I would demand he see a therapist. Agree to leave his existing music collection alone, but if it were me I'd take control of the money, give him an allowance, and go to therapy with him. He's out of control.
It easy to see that you need to get out and the fact you have put up with him for so long because of your son, speaks to the kind of mom you are...but I have a 15 year old son...so I can't help but to think of your son. My concern would be that your husband would get worse after you left and end up taking it out on your son. Is that a possiblity? (Just so you know...I am not faulting you what so ever for feeling like you have to leave, even if it means leaving without your son...I feel for your situation, and understand that sometimes you just have to what you have to do. I hope you see my comments as the supportive type, not the critical type.)
What about this???? Contact a lawyer...legal aid, if you need too...but explain the situation to the lawyer and let him know that your husband is unstable and that you don't have the resources to get both of you out of the situation.
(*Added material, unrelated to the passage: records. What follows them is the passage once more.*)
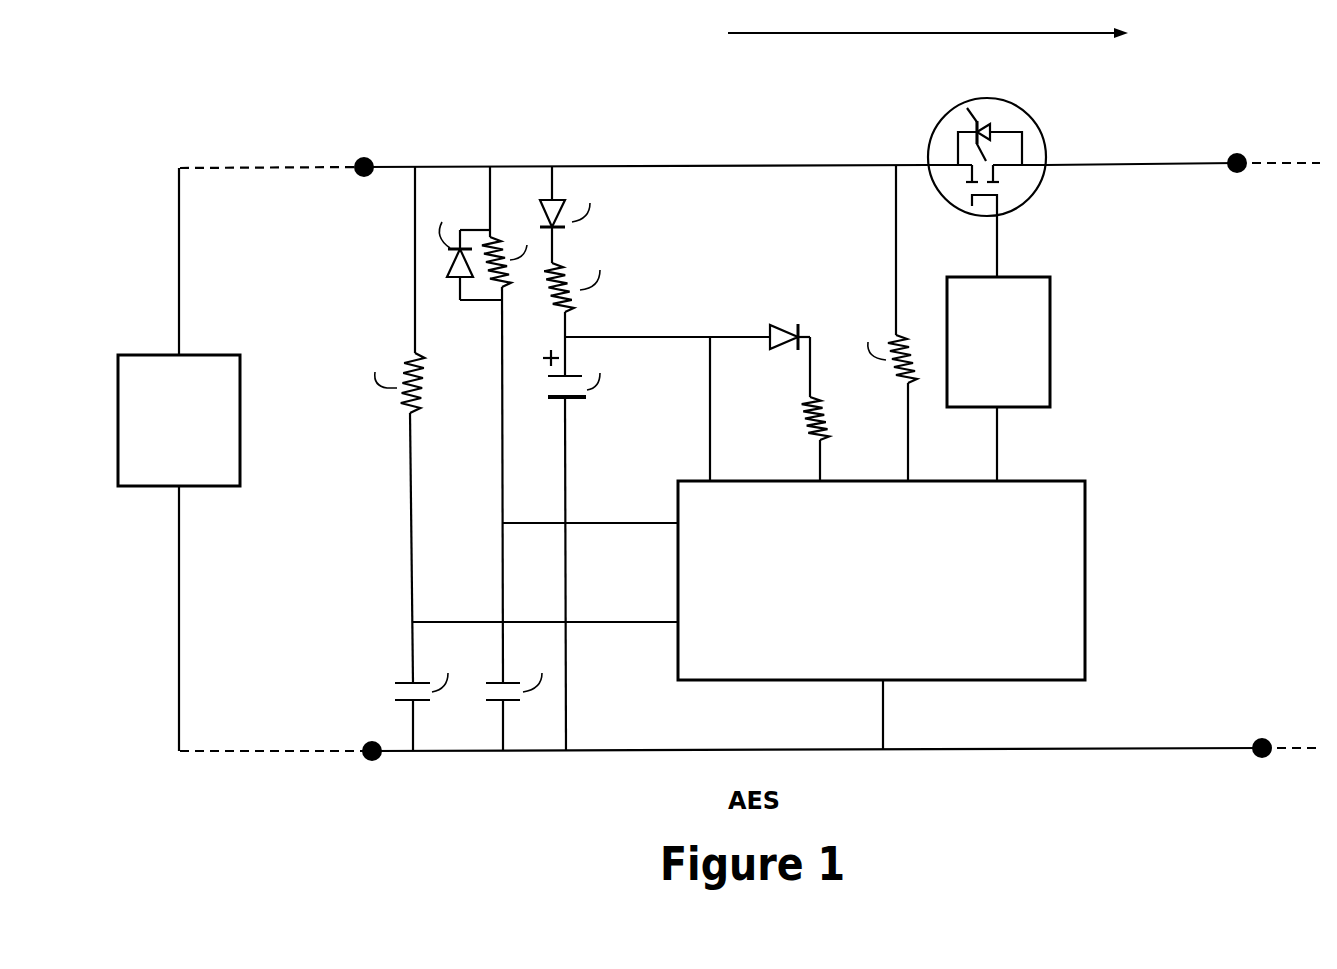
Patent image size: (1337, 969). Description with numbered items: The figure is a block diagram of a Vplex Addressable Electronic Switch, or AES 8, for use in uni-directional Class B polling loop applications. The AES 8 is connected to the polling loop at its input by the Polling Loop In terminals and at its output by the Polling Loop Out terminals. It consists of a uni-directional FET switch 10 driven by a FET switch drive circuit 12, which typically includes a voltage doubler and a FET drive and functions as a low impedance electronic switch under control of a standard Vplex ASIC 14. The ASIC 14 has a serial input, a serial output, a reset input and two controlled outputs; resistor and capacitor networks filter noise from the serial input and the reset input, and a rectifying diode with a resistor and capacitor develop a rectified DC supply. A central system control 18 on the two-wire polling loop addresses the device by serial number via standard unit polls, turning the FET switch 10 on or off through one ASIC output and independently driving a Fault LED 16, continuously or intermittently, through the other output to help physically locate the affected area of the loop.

The Vplex Addressable Electronic Switch (AES) 8 is at (465, 97).
The FET Switch 10 is at (1043, 130).
The FET switch drive circuit 12 is at (1053, 303).
The standard Vplex ASIC 14 is at (1087, 534).
The Fault LED 16 is at (773, 347).
The system control 18 is at (242, 406).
See if he can't come up with a contact who can help you with some ideas for support, such as income based housing that is dependent on your ability to pay. We have those kind of apartments in the state I live in. Actually, I had a friend in that situation that received rent money from the state for the house she rented, so it's not just apartments. The state required it be up to code and that she lived alone with her children. I think the state paid something like 80% of her monthly rent. Just an idea for something temporary until you could get settled or until he was old enough to go out on his own and you could then go to be with your sister. Just throwing it out there for an idea.
Do you think your son would want to go with you? Or would he think you were forcing him? I know my son that age is really attached to his dad...that's why I asked. Your son is as such a hard age, when he thinks he's all grown up, but he still has a lot to learn. (Heaven forbid I try to tell my 15 year old anything. If I say the sky is blue, he will look at it and say, "No it's black". Drives me NUTS!)
By rights, if you left and filed, then your husband would be required to pay child support. Whether or not he can do that sounds debatable, but might be something to look into as well.
The poster before added up the value of the cd's as around 80k, I think? Even if you could only get half of that if he was forced to sell them, still leaves a large chunk of money. I wonder if he realizes that in most states the part of the collection he obtained after you were married, would proabaly be marital property and subject to division? I'm sure that would knock him off his rocker.
Best of luck in whatever you decide...I'm pullin for ya.